La trajectoire des confettis
Il y a toujours quelque chose de grisant à ouvrir un premier roman, quelque chose comme une promesse d’inconnu, un appel à la rencontre. Lorsqu’on entre à tâtons dans La trajectoire des confettis de Marie-Ève Thuot, c’est pour y découvrir une autrice ambitieuse portant une entreprise qui souhaite embrasser large: sur plusieurs générations, l’histoire d’une famille nous est racontée dans sa plus grande intimité. Comment les rapports sociaux, amoureux, sexuels engendrent-ils une construction différente de soi? Est-ce que la libido peut être héréditaire? En quoi la chasteté nous pousse-t-elle en marge de la société? À une époque où la ligne entre sexualité et vulgarité peut sembler être floue, Thuot sonde la bestialité en chacun, cherchant ainsi un fil d’Ariane – ou de dentelle.
Zack, Louis et Xavier forment un clan aux sexualités atypiques: si Zack est en couple ouvert avec Charlie et qu’ils y rencontrent un bonheur certain, Louis enligne les conquêtes de quelques mois dans un pattern bien connu de tous, alors que Xavier, beau barman de Chez Hélie, se refuse toute intimité. Orbitent autour d’eux Alice la mère, Jacques le beau-père, Matthew le père absent et frivole, Bastien et Clara le couple formé d’une tante et de son neveu, Rosalie l’enfant qui souhaite se faire ligaturer les trompes de Fallope pour ses 18 ans. Et aussi, voire surtout, la mystérieuse Raphaëlle (ou était-ce Oscara, peut-être Fanny, non, je crois que c’est Ulrique-Éléonore, qui sait peut-être même Cléopâtre), cette fille qui tourmente Xavier avec ses paris d’ivrogne et son dinosaure tatoué sur la main.

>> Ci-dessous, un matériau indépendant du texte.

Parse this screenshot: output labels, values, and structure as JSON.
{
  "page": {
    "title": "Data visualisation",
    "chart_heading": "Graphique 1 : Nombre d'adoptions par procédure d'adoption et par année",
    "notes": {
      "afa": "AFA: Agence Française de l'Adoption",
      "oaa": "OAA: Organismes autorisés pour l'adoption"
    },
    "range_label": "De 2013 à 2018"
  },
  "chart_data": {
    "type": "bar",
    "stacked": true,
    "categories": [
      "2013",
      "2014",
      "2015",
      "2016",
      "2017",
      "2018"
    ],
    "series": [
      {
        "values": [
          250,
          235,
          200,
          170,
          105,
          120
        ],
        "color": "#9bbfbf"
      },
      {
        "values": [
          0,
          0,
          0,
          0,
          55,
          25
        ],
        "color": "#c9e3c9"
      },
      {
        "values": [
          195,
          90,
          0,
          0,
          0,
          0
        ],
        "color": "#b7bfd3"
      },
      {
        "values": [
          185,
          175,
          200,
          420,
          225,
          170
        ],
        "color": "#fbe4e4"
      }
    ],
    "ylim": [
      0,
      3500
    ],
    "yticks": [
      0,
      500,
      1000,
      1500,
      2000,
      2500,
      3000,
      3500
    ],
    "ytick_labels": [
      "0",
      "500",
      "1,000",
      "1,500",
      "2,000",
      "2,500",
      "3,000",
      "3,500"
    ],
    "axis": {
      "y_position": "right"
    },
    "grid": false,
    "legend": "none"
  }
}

Si, de prime abord, La trajectoire des confettis peut sembler complexe, la construction narrative de Thuot est habile en tout point: les chapitres subdivisés aident à suivre l’autrice dans ses changements de narration et, plus le livre avance, dans ses changements d’époque. Dans une certaine mesure, le livre semble parfois proposer des variations sur un même thème, mais il y a un rythme addictif qui nous empêche de lâcher ce roman. Les personnages de Charlie et Raphaëlle portent une bonne partie des subtilités de l’histoire et on aime les retrouver. Évitant le piège d’une intellectualisation à outrance des rapports sexuels, La trajectoire des confettis est un roman typiquement de son époque, porté par une voix littéraire que nous serons curieux de retrouver dans quelques années.
Marie-Ève Thuot, La trajectoire des confettis, Les Herbes rouges, 624 pages.